Recent events have pushed art museums to the forefront of debates about social responsibility. In March 2019, the National Portrait Gallery of Britain became the first high-profile art museum to turn down a donation from the Sackler family, based on the fact of that members of the family own Purdue Pharma, a pharmaceutical company which is widely considered to have provoked the opioid crisis in the US. Soon, other museums followed in deciding to no longer accept gifts from the Sackler family: the Tate in London, the Guggenheim in New York, the Metropolitan Art Museum, and many others have declared that they will be re-evaluating their donation policies in light of the controversies surrounding the family.
Drug addiction, a profitable business model
As of 2016, the Sackler family was the 19th richest family in the US, according to Forbes, with a net worth of 13 billion dollars. In 2017, the New Yorker published an account of how the Sackler-owned company Purdue Pharma has profited off of aggressively marketing the painkiller Oxycontin for a wider use than just patients with terminal diseases. Their marketing scheme involved paying doctors to produce studies that paint the drug as the least addictive painkiller there is, and then aggressively market the drug to other doctors, based on those studies. But The New Yorker reports that the drug’s sole active ingredient is oxycodone, “a chemical cousin of heroin which is up to twice as powerful as morphine”.
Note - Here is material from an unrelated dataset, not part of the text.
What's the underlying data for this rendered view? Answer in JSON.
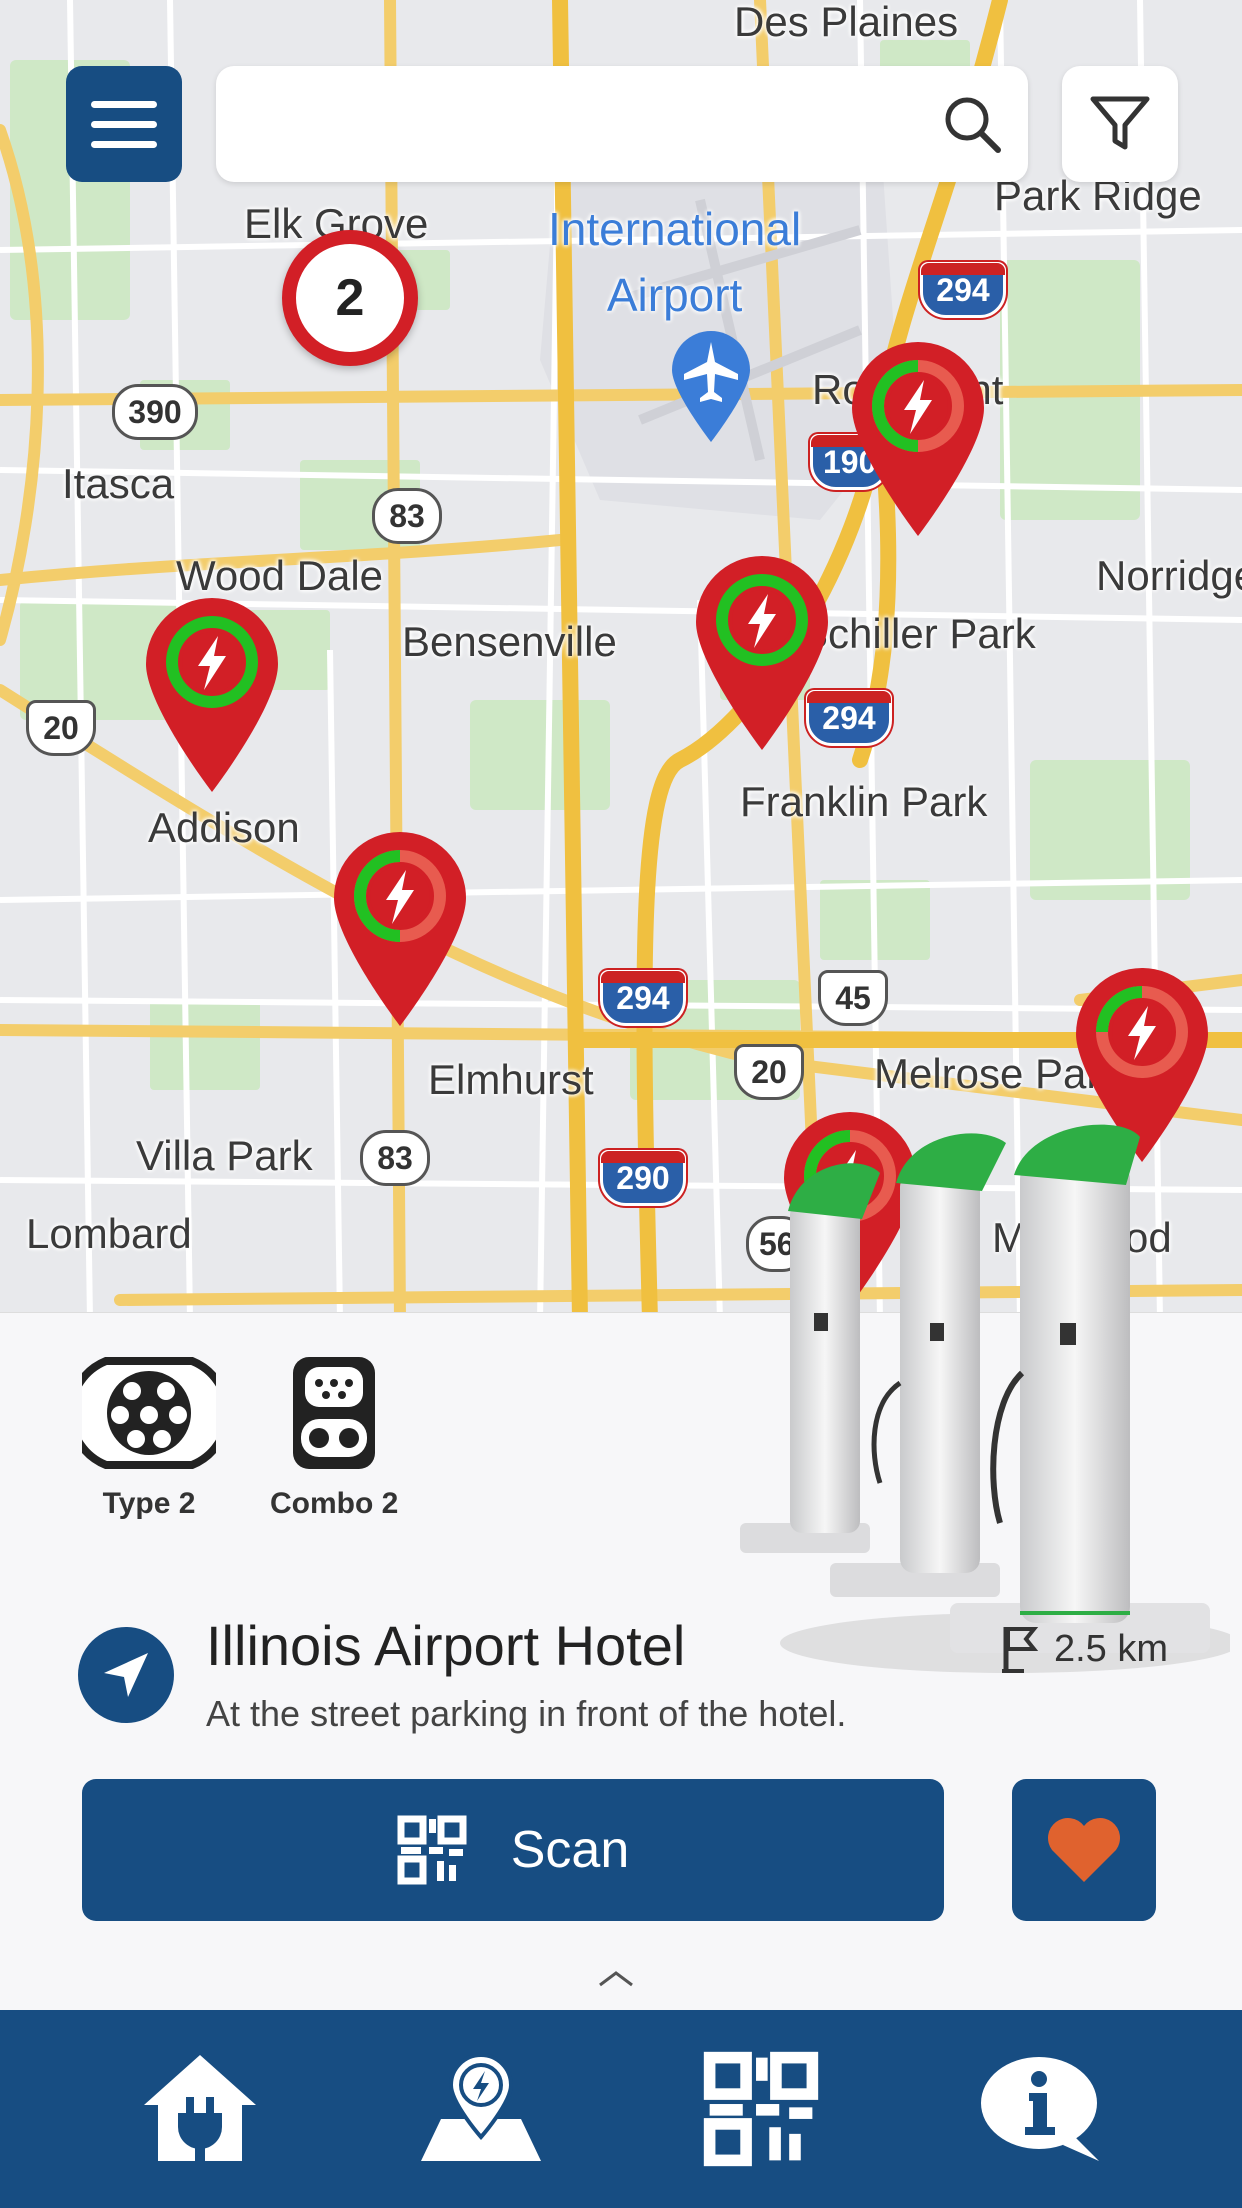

As a result, the drug came to be overprescribed and, despite the claims of Purdue Pharma that it is not addictive, many patients became addicted. The scale of this drug epidemic cannot be understated. From 1999 to 2017, over 200,000 Americans have lost their lives in overdoses related to doctor-prescribed opioids. According to the same source, 46 people die every day because of prescription opioids, and Oxycontin is cited as one of the most commonly used. As if this was not enough, when the patients cannot pay for prescription drugs it is extremely likely that they will turn to heroin. 3 out of 4 new users of heroin between 2000 and 2013 have reported misusing prescription opioids before using heroin.
More opioids prescriptions means more potential addicts, which means more deaths and more families torn apart. However, for the Sacklers more prescriptions means more money.
An artist’s response
In March 2018, an activist group led by the photographer Nan Goldin protested at the Metropolitan Museum of Art in New York, in the Sackler Wing of the museum. Nan Goldin is herself a renowned artist, famous for her candid-like photography, often depicting moments in the lives of marginalized people. The protest called for the Guggenheim to stop accepting donations from the Sackler family because of their connection with the opioid crisis.
Another protest against a high-profile art institute who accepts donations from the Sacklers was staged at the Guggenheim in February 2019 by the same group. The protesters stood upon the white balconies, symbolic to the Guggenheim’s modernist architecture, and threw down papers made to look like prescriptions, ironically referencing one of Richard Sackler’s emails where he said that “the launch of OxyContin tablets will be followed by a blizzard of prescriptions that will bury the competition”.
Drug money – it could be your nearest museum that runs on it
Such pressures from the public have caused museums to reconsider their practices regarding donations from the Sackler family. Nonetheless, even if three major museums have signaled a change to come, the Sacklers remain deeply anchored in many cultural institutions from all over the world. The Louvre has the Sackler Wing of Oriental Antiques, the American Museum of Natural History has the Sackler Educational Laboratory, Tufts University has a Sackler graduate school, University of Oxford has a Sackler Library. These are just some of the examples where the Sackler name becomes a part of the institution itself, but there are many other cases where the donations are not as evident.
All in all, the Sacklers seem to have been incredibly devoted patrons of the arts, but they also amassed a great deal of wealth by indirectly causing the deaths of hundreds of thousands of Americans. They are undoubtedly not the only example of benefactors donating money made in an immoral way, and as art critic Roberta Smith notes, this is how museums survive, through the support of the well-off who may be themselves trying to clear their conscience. However, the Sackler case presents a deliberate disregard for the worth of human lives and an exploitation of an already unfair healthcare system.
Drug addiction comes attached with a visceral violence, but we also see it depicted in a hedonistic, tragic and sometimes romantic manner. For some artists, modern art is an escape from the cruel world and tragedy of drug addiction. Many of the artists whose works hang in museums funded by the opioid crisis were addicts themselves.
A common artistic trope is to focus on the margins, and so the Sacklers sponsoring modern art museums can only seem ironic, as they themselves have pushed so many people to the margins of society, to the margins of barely living.
I do find it impractical and unrealistic to ask museums to rid themselves of all donors without a perfect ethical record, but I do find it imperative that they draw a line somewhere. Maybe us, the visitors, also have to consider not only the art but the institution itself. Paintings depicting immense sadness and marginalization might be hanging in front of us as a result of the same kind of human suffering.
Ioana Plesea is a first year in the Euro-American Program. Hailing from Romania, she loves the arts and ranting about Eastern Europe.